"The world's larger than inside your own head."
Likely Story
Starring Jessie Buckley and Jesse Plemons as a fairly new couple on their way to meet his parents and as the title would suggest, she's seriously contemplating breaking up with him. Both are good, but it's Buckley who anchors the emotional stakes of personal identity within these offbeat situations. Her grounded performance makes the surrealistic imagery all the more situated in identifiable discomfort.
Kaufman starts things off in a very much interior, mundane fashion using everyday chitchat to layer inner thoughts of dread and confusion beyond the couple's short relationship history.
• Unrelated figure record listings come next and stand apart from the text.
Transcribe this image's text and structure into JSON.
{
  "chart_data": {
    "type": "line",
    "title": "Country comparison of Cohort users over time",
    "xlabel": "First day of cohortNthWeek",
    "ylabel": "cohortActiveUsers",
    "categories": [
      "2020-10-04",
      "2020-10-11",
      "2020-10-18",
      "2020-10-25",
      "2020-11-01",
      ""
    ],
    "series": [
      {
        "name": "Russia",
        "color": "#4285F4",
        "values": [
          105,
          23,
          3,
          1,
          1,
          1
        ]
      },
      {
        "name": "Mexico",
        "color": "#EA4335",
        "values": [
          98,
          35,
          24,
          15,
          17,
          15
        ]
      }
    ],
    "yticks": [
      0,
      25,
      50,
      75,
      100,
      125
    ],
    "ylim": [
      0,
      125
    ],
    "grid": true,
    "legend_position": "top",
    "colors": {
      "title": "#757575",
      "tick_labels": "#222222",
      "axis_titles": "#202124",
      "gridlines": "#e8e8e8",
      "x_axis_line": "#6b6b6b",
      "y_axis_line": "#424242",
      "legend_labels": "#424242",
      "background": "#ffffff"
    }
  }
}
I cannot imagine how exhausting it must be living inside the filmmaker's brain if he can easily mine so much deeply referential angst about mortality or the meaningless of life from typical daily situations.
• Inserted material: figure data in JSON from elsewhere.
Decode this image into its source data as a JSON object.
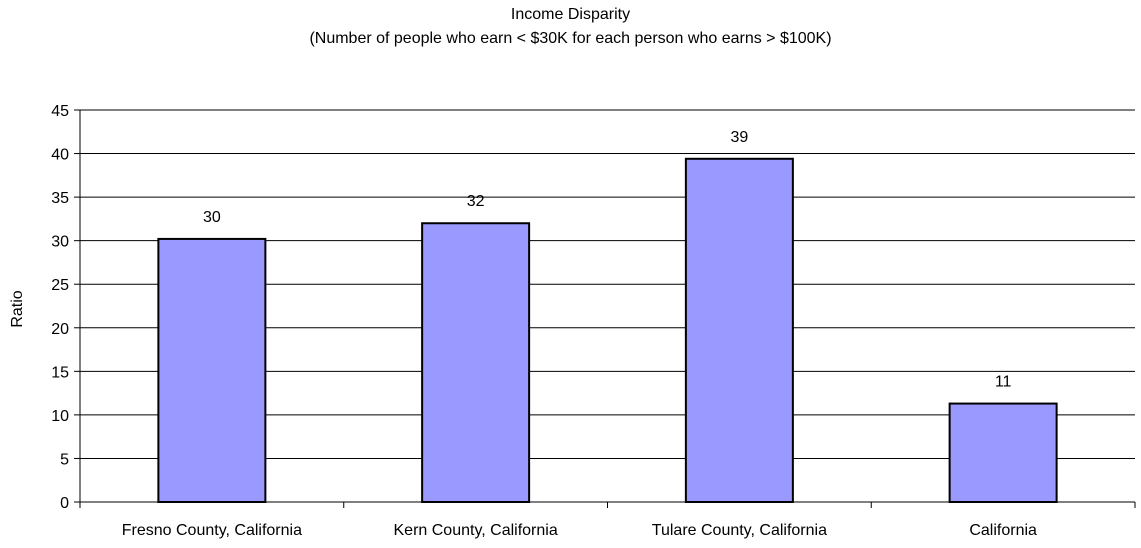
{
  "chart_data": {
    "type": "bar",
    "title": "Income Disparity",
    "subtitle": "(Number of people who earn < $30K for each person who earns > $100K)",
    "xlabel": "",
    "ylabel": "Ratio",
    "categories": [
      "Fresno County, California",
      "Kern County, California",
      "Tulare County, California",
      "California"
    ],
    "values": [
      30.2,
      32.0,
      39.4,
      11.3
    ],
    "data_labels": [
      "30",
      "32",
      "39",
      "11"
    ],
    "yticks": [
      0,
      5,
      10,
      15,
      20,
      25,
      30,
      35,
      40,
      45
    ],
    "ylim": [
      0,
      45
    ],
    "grid": true,
    "legend": "none",
    "bar_color": "#9999ff",
    "bar_edge_color": "#000000"
  }
}
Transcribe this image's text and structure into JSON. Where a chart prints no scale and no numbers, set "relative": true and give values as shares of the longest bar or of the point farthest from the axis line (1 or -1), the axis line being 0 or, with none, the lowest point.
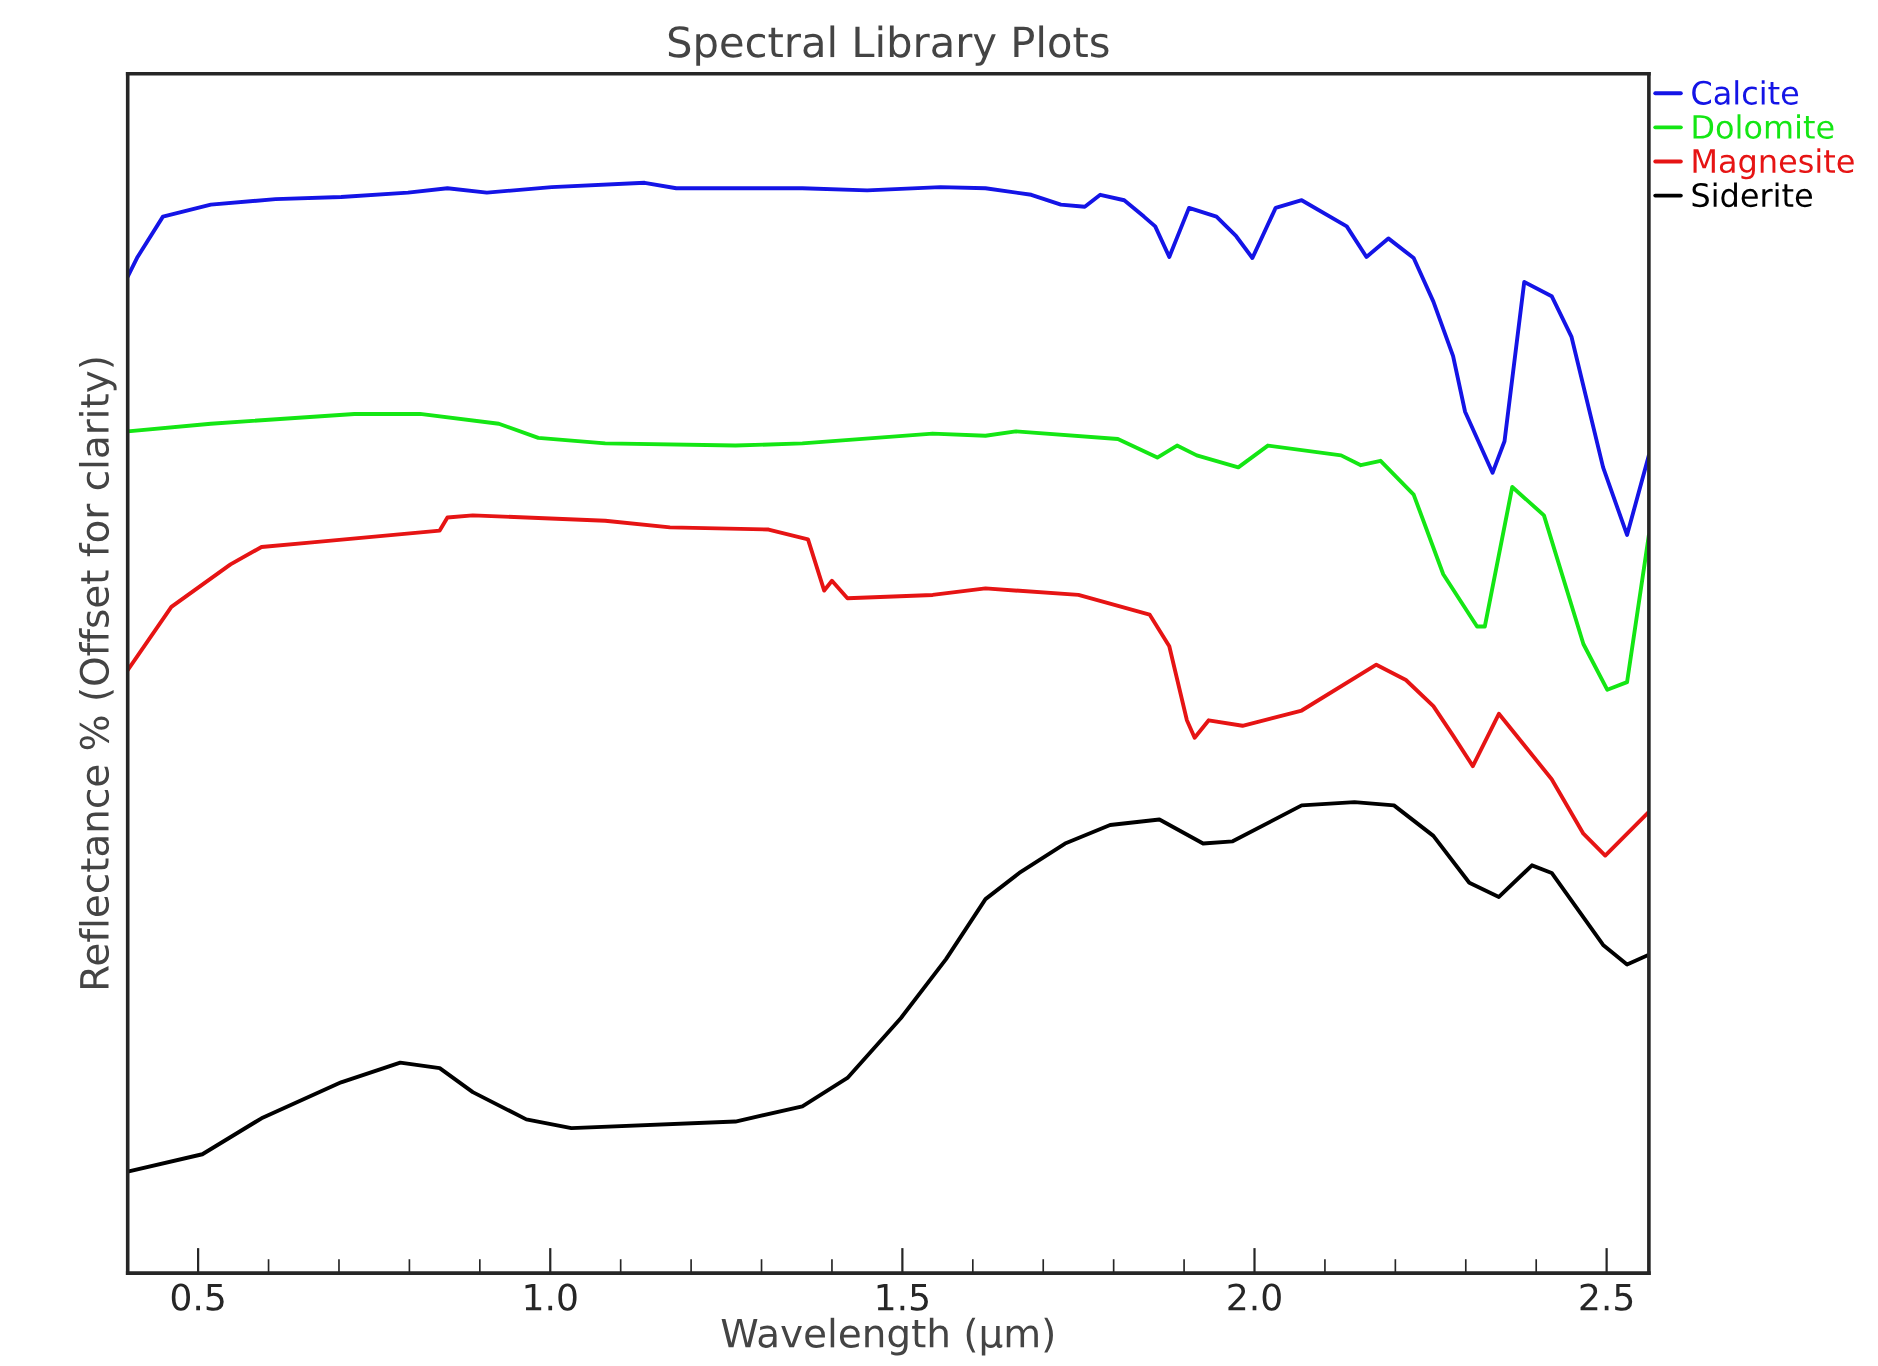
{
  "chart_data": {
    "type": "line",
    "title": "Spectral Library Plots",
    "xlabel": "Wavelength (μm)",
    "ylabel": "Reflectance % (Offset for clarity)",
    "relative": true,
    "xlim": [
      0.4,
      2.56
    ],
    "xticks": [
      {
        "value": 0.5,
        "label": "0.5"
      },
      {
        "value": 1,
        "label": "1.0"
      },
      {
        "value": 1.5,
        "label": "1.5"
      },
      {
        "value": 2,
        "label": "2.0"
      },
      {
        "value": 2.5,
        "label": "2.5"
      }
    ],
    "grid": false,
    "legend": "top right",
    "marker": "none",
    "line_style": "solid",
    "series": [
      {
        "name": "Calcite",
        "color": "#1414e6",
        "x": [
          0.4,
          0.414,
          0.45,
          0.518,
          0.61,
          0.703,
          0.798,
          0.854,
          0.91,
          1.002,
          1.134,
          1.179,
          1.358,
          1.45,
          1.554,
          1.618,
          1.683,
          1.725,
          1.759,
          1.781,
          1.815,
          1.843,
          1.859,
          1.879,
          1.907,
          1.946,
          1.974,
          1.997,
          2.03,
          2.067,
          2.131,
          2.159,
          2.19,
          2.226,
          2.254,
          2.282,
          2.299,
          2.338,
          2.355,
          2.383,
          2.422,
          2.45,
          2.495,
          2.529,
          2.56
        ],
        "values": [
          0.914,
          0.932,
          0.969,
          0.98,
          0.985,
          0.987,
          0.991,
          0.995,
          0.991,
          0.996,
          1.0,
          0.995,
          0.995,
          0.993,
          0.996,
          0.995,
          0.989,
          0.98,
          0.978,
          0.989,
          0.984,
          0.969,
          0.96,
          0.932,
          0.977,
          0.969,
          0.951,
          0.931,
          0.977,
          0.984,
          0.96,
          0.932,
          0.949,
          0.931,
          0.891,
          0.841,
          0.79,
          0.734,
          0.763,
          0.909,
          0.896,
          0.859,
          0.739,
          0.677,
          0.75
        ]
      },
      {
        "name": "Dolomite",
        "color": "#14e614",
        "x": [
          0.4,
          0.518,
          0.722,
          0.815,
          0.927,
          0.983,
          1.078,
          1.263,
          1.358,
          1.543,
          1.618,
          1.661,
          1.806,
          1.862,
          1.89,
          1.918,
          1.977,
          2.019,
          2.123,
          2.151,
          2.179,
          2.226,
          2.268,
          2.316,
          2.327,
          2.366,
          2.411,
          2.467,
          2.501,
          2.529,
          2.56
        ],
        "values": [
          0.772,
          0.779,
          0.788,
          0.788,
          0.779,
          0.766,
          0.761,
          0.759,
          0.761,
          0.77,
          0.768,
          0.772,
          0.765,
          0.748,
          0.759,
          0.75,
          0.739,
          0.759,
          0.75,
          0.741,
          0.745,
          0.714,
          0.641,
          0.593,
          0.593,
          0.721,
          0.695,
          0.577,
          0.535,
          0.542,
          0.677
        ]
      },
      {
        "name": "Magnesite",
        "color": "#e61414",
        "x": [
          0.4,
          0.462,
          0.546,
          0.59,
          0.658,
          0.843,
          0.854,
          0.89,
          1.078,
          1.17,
          1.31,
          1.366,
          1.389,
          1.4,
          1.422,
          1.543,
          1.618,
          1.75,
          1.851,
          1.879,
          1.904,
          1.915,
          1.935,
          1.983,
          2.067,
          2.173,
          2.215,
          2.254,
          2.282,
          2.31,
          2.347,
          2.422,
          2.467,
          2.498,
          2.56
        ],
        "values": [
          0.553,
          0.611,
          0.65,
          0.666,
          0.67,
          0.681,
          0.693,
          0.695,
          0.69,
          0.684,
          0.682,
          0.673,
          0.626,
          0.635,
          0.619,
          0.622,
          0.628,
          0.622,
          0.604,
          0.575,
          0.507,
          0.491,
          0.507,
          0.502,
          0.516,
          0.558,
          0.544,
          0.52,
          0.493,
          0.465,
          0.513,
          0.453,
          0.403,
          0.383,
          0.423
        ]
      },
      {
        "name": "Siderite",
        "color": "#000000",
        "x": [
          0.4,
          0.506,
          0.59,
          0.703,
          0.787,
          0.843,
          0.89,
          0.966,
          1.03,
          1.263,
          1.358,
          1.422,
          1.498,
          1.562,
          1.618,
          1.666,
          1.731,
          1.795,
          1.865,
          1.927,
          1.969,
          2.067,
          2.142,
          2.198,
          2.254,
          2.305,
          2.347,
          2.394,
          2.422,
          2.495,
          2.529,
          2.56
        ],
        "values": [
          0.093,
          0.109,
          0.142,
          0.175,
          0.193,
          0.188,
          0.166,
          0.141,
          0.133,
          0.139,
          0.153,
          0.179,
          0.234,
          0.288,
          0.343,
          0.367,
          0.394,
          0.411,
          0.416,
          0.394,
          0.396,
          0.429,
          0.432,
          0.429,
          0.401,
          0.358,
          0.345,
          0.374,
          0.367,
          0.301,
          0.283,
          0.292
        ]
      }
    ]
  }
}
Toni Collette and David Thewlis co-star as Plemons' heightened, peculiar parents who appear to live in the literal middle of nowhere. The enigmatic film shifts focus to their pleasant but deeply weird dinner party featuring strange detours filled with disquieting moments of pure tension and internal dread more in the vein of psychological horror thanks to a painterly lens by cinematographer Łukasz Żal.
Kaufman's densely-packed existential head trip of a challenging film bends our minds in dramatic fashion. I'm Thinking of Ending Things fits nicely into his cannon of defying conventional narratives. A sort of self-reflection and even parody of his previous works, the story unfolds a dreamlike remembrance of memories or realities. It's maddening yet soulful in how it honestly explores the human condition and psyche.
I'm Thinking of Ending Things is available to stream on Netflix.